Profit-oriented vendor firms will not take a loss to absorb the inefficient practices of their potential clients. It’s ironic that most RFP documents include a statement indicating that all costs associated with the preparation of a response to the RFP must be borne by the vendor when, in fact, they are always borne by the purchaser.
Second, Enns says that professional services firms’ managing partners are aware that their billable hours factor in compensation for the inefficiency of responding to RFPs and therefore are willing to adjust their rates downward if that inefficiency is removed.
Although one of the basic premises of an RFP is to increase competition in order to drive down the prices, it actually succeeds in achieving the opposite. Buyers are more likely to receive a reduced rate if they avoid the RFP process and negotiate exclusively with one vendor. Not only can the vendor eliminate the RFP premium from the price, it can more easily optimize proposed solutions because of access to buyer information that it would not normally have in an RFP process.
Time to Change How Professional Services are Purchased
Buyers have the opportunity to create strategic advantage for their organizations when procuring a professional services firm. However, they must first abandon their reliance on the constraints of the traditional RFP process.
An organization can achieve better value and reduce the cost of procurement by meeting with the top two or three expert firms in the industry and functional area of need (accounting, consulting, advertising, insurance, etc.). After gathering some basic information, it can invite one firm to propose an agreement for services — a collaborative instead of adversarial approach that generates a more valuable proposal. In other words, instead of wasting time and money with RFPs providing faint hope to firms that could do the work, only engage experts that should do the work.

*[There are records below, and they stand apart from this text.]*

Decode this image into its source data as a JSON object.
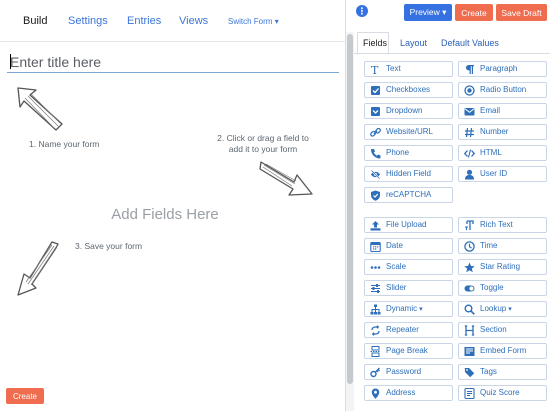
{
  "builder": {
    "tabs": [
      "Build",
      "Settings",
      "Entries",
      "Views"
    ],
    "switch_form": "Switch Form",
    "title_placeholder": "Enter title here",
    "hint_name": "1. Name your form",
    "hint_drag_line1": "2. Click or drag a field to",
    "hint_drag_line2": "add it to your form",
    "hint_save": "3. Save your form",
    "add_fields": "Add Fields Here",
    "create_button": "Create"
  },
  "toolbar": {
    "preview": "Preview",
    "create": "Create",
    "save_draft": "Save Draft"
  },
  "panel": {
    "tabs": [
      "Fields",
      "Layout",
      "Default Values"
    ],
    "fields_left": [
      {
        "label": "Text",
        "icon": "text-icon"
      },
      {
        "label": "Checkboxes",
        "icon": "checkbox-icon"
      },
      {
        "label": "Dropdown",
        "icon": "dropdown-icon"
      },
      {
        "label": "Website/URL",
        "icon": "link-icon"
      },
      {
        "label": "Phone",
        "icon": "phone-icon"
      },
      {
        "label": "Hidden Field",
        "icon": "eye-slash-icon"
      },
      {
        "label": "reCAPTCHA",
        "icon": "shield-icon"
      }
    ],
    "fields_right": [
      {
        "label": "Paragraph",
        "icon": "paragraph-icon"
      },
      {
        "label": "Radio Button",
        "icon": "radio-icon"
      },
      {
        "label": "Email",
        "icon": "email-icon"
      },
      {
        "label": "Number",
        "icon": "hash-icon"
      },
      {
        "label": "HTML",
        "icon": "code-icon"
      },
      {
        "label": "User ID",
        "icon": "user-icon"
      }
    ],
    "advanced_left": [
      {
        "label": "File Upload",
        "icon": "upload-icon"
      },
      {
        "label": "Date",
        "icon": "calendar-icon"
      },
      {
        "label": "Scale",
        "icon": "dots-icon"
      },
      {
        "label": "Slider",
        "icon": "sliders-icon"
      },
      {
        "label": "Dynamic",
        "icon": "sitemap-icon"
      },
      {
        "label": "Repeater",
        "icon": "repeat-icon"
      },
      {
        "label": "Page Break",
        "icon": "page-break-icon"
      },
      {
        "label": "Password",
        "icon": "key-icon"
      },
      {
        "label": "Address",
        "icon": "map-pin-icon"
      }
    ],
    "advanced_right": [
      {
        "label": "Rich Text",
        "icon": "rich-text-icon"
      },
      {
        "label": "Time",
        "icon": "clock-icon"
      },
      {
        "label": "Star Rating",
        "icon": "star-icon"
      },
      {
        "label": "Toggle",
        "icon": "toggle-icon"
      },
      {
        "label": "Lookup",
        "icon": "search-icon"
      },
      {
        "label": "Section",
        "icon": "heading-icon"
      },
      {
        "label": "Embed Form",
        "icon": "embed-icon"
      },
      {
        "label": "Tags",
        "icon": "tags-icon"
      },
      {
        "label": "Quiz Score",
        "icon": "quiz-icon"
      }
    ]
  },
  "colors": {
    "primary": "#3571e0",
    "accent": "#ef6c4e",
    "link": "#2d6fba"
  }
}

While such a change may seem like a great leap of faith in terms of accountability, transparency and objectivity, this becomes a nonissue when we acknowledge that the current RFP process does not ensure integrity. The process is, in fact, malleable enough to shroud inappropriate actions in a veil of legitimacy. Many would agree that it was the easy manipulation of the RFP process that enabled the Canadian government’s massive sponsorship scandal, even though significant resources are allocated within that organization to maintain the integrity of that process.
Imagine if a fraction of the millions of hours spent writing meaningless proposals for professional services RFPs in Canada was instead shifted to productive consulting, accounting or other advisory efforts. Canada’s sharpest minds could increase the profits of our companies and drive social improvements for our communities instead of droning on about their people and process.

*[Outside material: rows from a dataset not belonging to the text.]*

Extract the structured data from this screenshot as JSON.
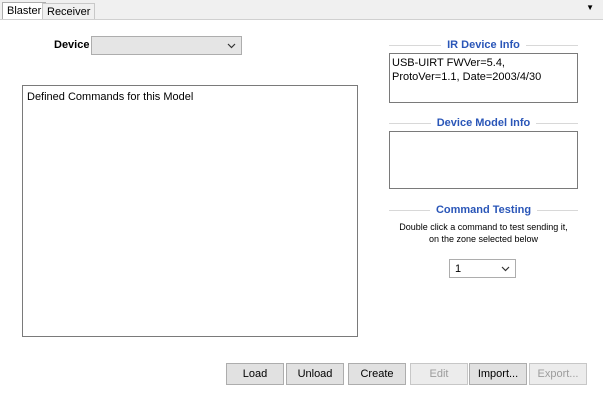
{
  "tabs": [
    {
      "label": "Blaster",
      "active": true
    },
    {
      "label": "Receiver",
      "active": false
    }
  ],
  "overflow_icon": "triangle-down",
  "device": {
    "label": "Device",
    "value": ""
  },
  "commands": {
    "header": "Defined Commands for this Model"
  },
  "ir_device_info": {
    "title": "IR Device Info",
    "text": "USB-UIRT FWVer=5.4, ProtoVer=1.1, Date=2003/4/30"
  },
  "device_model_info": {
    "title": "Device Model Info",
    "text": ""
  },
  "command_testing": {
    "title": "Command Testing",
    "hint": "Double click a command to test sending it, on the zone selected below",
    "zone_value": "1"
  },
  "buttons": {
    "load": "Load",
    "unload": "Unload",
    "create": "Create",
    "edit": "Edit",
    "import": "Import...",
    "export": "Export..."
  },
  "colors": {
    "group_title": "#2a56b8",
    "disabled_text": "#9c9c9c"
  }
}
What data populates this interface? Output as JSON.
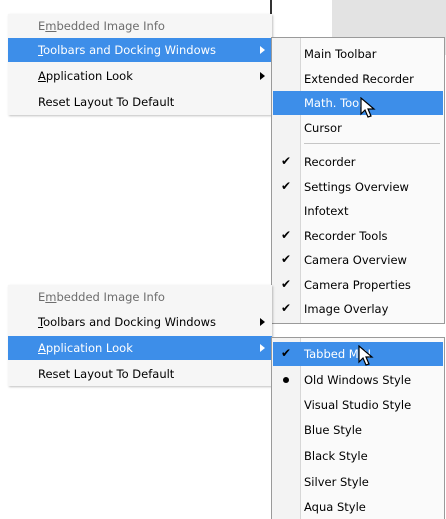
{
  "menu1": {
    "items": [
      {
        "pre": "E",
        "ul": "m",
        "post": "bedded Image Info"
      },
      {
        "pre": "",
        "ul": "T",
        "post": "oolbars and Docking Windows"
      },
      {
        "pre": "",
        "ul": "A",
        "post": "pplication Look"
      },
      {
        "pre": "",
        "ul": "",
        "post": "Reset Layout To Default"
      }
    ]
  },
  "submenu1": {
    "items": [
      "Main Toolbar",
      "Extended Recorder",
      "Math. Tool",
      "Cursor",
      "Recorder",
      "Settings Overview",
      "Infotext",
      "Recorder Tools",
      "Camera Overview",
      "Camera Properties",
      "Image Overlay"
    ]
  },
  "menu2": {
    "items": [
      {
        "pre": "E",
        "ul": "m",
        "post": "bedded Image Info"
      },
      {
        "pre": "",
        "ul": "T",
        "post": "oolbars and Docking Windows"
      },
      {
        "pre": "",
        "ul": "A",
        "post": "pplication Look"
      },
      {
        "pre": "",
        "ul": "",
        "post": "Reset Layout To Default"
      }
    ]
  },
  "submenu2": {
    "items": [
      "Tabbed MDI",
      "Old Windows Style",
      "Visual Studio Style",
      "Blue Style",
      "Black Style",
      "Silver Style",
      "Aqua Style"
    ]
  },
  "colors": {
    "highlight": "#3d8ee9",
    "disabled": "#6d6d6d"
  }
}
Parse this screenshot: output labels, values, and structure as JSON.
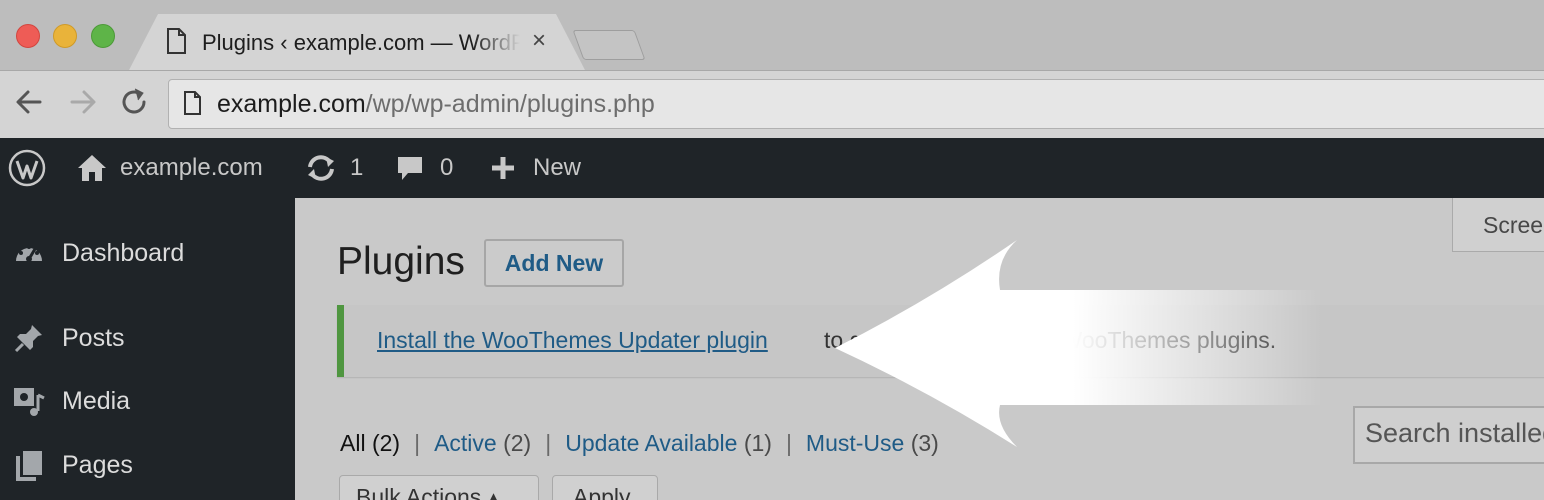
{
  "browser": {
    "tab_title": "Plugins ‹ example.com — WordPress",
    "tab_close": "×",
    "url_host": "example.com",
    "url_path": "/wp/wp-admin/plugins.php"
  },
  "adminbar": {
    "site_name": "example.com",
    "updates_count": "1",
    "comments_count": "0",
    "new_label": "New"
  },
  "sidebar": {
    "items": [
      {
        "label": "Dashboard",
        "icon": "dashboard-icon"
      },
      {
        "label": "Posts",
        "icon": "pushpin-icon"
      },
      {
        "label": "Media",
        "icon": "media-icon"
      },
      {
        "label": "Pages",
        "icon": "pages-icon"
      }
    ]
  },
  "main": {
    "screen_options": "Screen Options",
    "page_title": "Plugins",
    "add_new": "Add New",
    "notice_link": "Install the WooThemes Updater plugin",
    "notice_rest": "to get updates for your WooThemes plugins.",
    "filters": [
      {
        "label": "All",
        "count": "(2)"
      },
      {
        "label": "Active",
        "count": "(2)"
      },
      {
        "label": "Update Available",
        "count": "(1)"
      },
      {
        "label": "Must-Use",
        "count": "(3)"
      }
    ],
    "filter_separator": "|",
    "search_placeholder": "Search installed plugins...",
    "bulk_actions": "Bulk Actions",
    "apply": "Apply"
  },
  "colors": {
    "admin_bar": "#1f2428",
    "link": "#1f5b86",
    "notice_border": "#4f9640"
  }
}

Traditional RFPs have demonstrated limited usefulness in procuring professional services. It’s time for purchasers to radically change or abandon this archaic process, and use more accurate and cost-effective means of finding, evaluating and hiring the firms that are right for them.
IF YOU MUST PARTICIPATE IN AN RFP
CAs who must write an RFP should utilize the guidelines below. Conversely, if you are a CA who must respond to an RFP, check to ensure these guidelines have been respected. If not, there is a good chance the result will be more expensive and more random than you think.
Always
- Use objective, measurable and specific language.
- Include a project budget.
- Evaluate and score sector and functional expertise only (use a mandatory criteria category for all other relevant criteria).
- Provide complete, substantial and candid responses to questions from the vendors.
Never
- Request any sort of solution as part of the proposal.
- Evaluate or score people, process or service levels.
- Share your responses to vendor questions with other vendors.
- Evaluate or score price or hourly rate.